Transformation of EA to gallic acid or Trolox equivalents (TE) resulted in consistent TAC values expressed as μmol GE or TE/μmol (Figure 1), as well as did ascorbic acid (data not shown). In contrast, transformation of flavonoids to gallic acid or TE yielded varied TAC values in all cases (Table 1). FRAP, DPPH, and ORAC values of quercetin increased at greater concentrations by 105%, 59%, and 51%, respectively. In contrast, TP, DPPH, and FRAP values of luteolin decreased by 98%, 38%, and 33%, respectively, when assayed concentrations were increased. At greater concentrations, ORAC values of catechin increased by 126%, but FRAP and DPPH values decreased by 16% and 51%, respectively.

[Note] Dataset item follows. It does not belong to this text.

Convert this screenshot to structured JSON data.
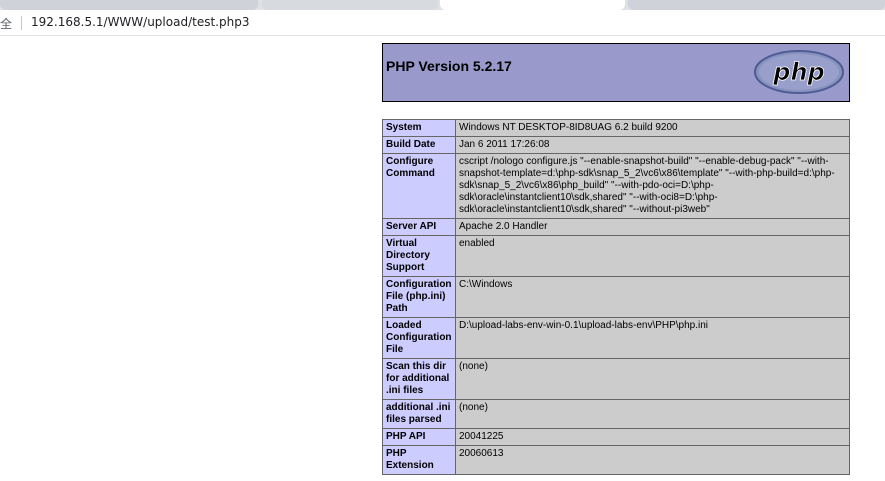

The FRAP value of daidzein also decreased 82% when tested at higher concentrations.
Table 1.
Assay | Compound | Dilution range (μmol/L) | Standard equivalents μmol/μmol | % difference in TAC between concentrationsb |
---|---|---|---|---|
TP | Catechin | 70 to 340 | 3.6 | −4 |
Daidzein | 1000 to 4000 | 0.38 | 7 | |
Luteolin | 146 to 1747 | 1.7 | −98 | |
Naringenin | 367 to 3060 | 1.0 | −43 | |
Quercetin | 170 to 660 | 1.8 | 8 | |
DPPHa | Catechin | 34 to 450 | 2.16 | −51 |
Luteolin | 30 to 220 | 2.9 | −38 | |
Quercetin | 66 to 330 | 1.36 | 105 | |
FRAP | Catechin | 34 to 340 | 3.3 | −16 |
Daidzein | 250 to 7900 | 0.13 | −82 | |
Luteolin | 28 to 440 | 2.5 | −33 | |
Naringenin | 11 to 92 | 11 | −34 | |
Quercetin | 66 to 660 | 1.2 | 59 | |
ORAC | Catechin | 8.3 to 19 | 14 | 126 |
Daidzein | 0.82 to 2.5 | 15 | −3 | |
Luteolin | 1.1 to 2.9 | 18 | −6 | |
Naringenin | 1.0 to 8.3 | 37 | −68 | |
Quercetin | 0.83 to 6.6 | 11 | 51 |
Daidzein and naringenin did not have a measurable responses in the DPPH assay.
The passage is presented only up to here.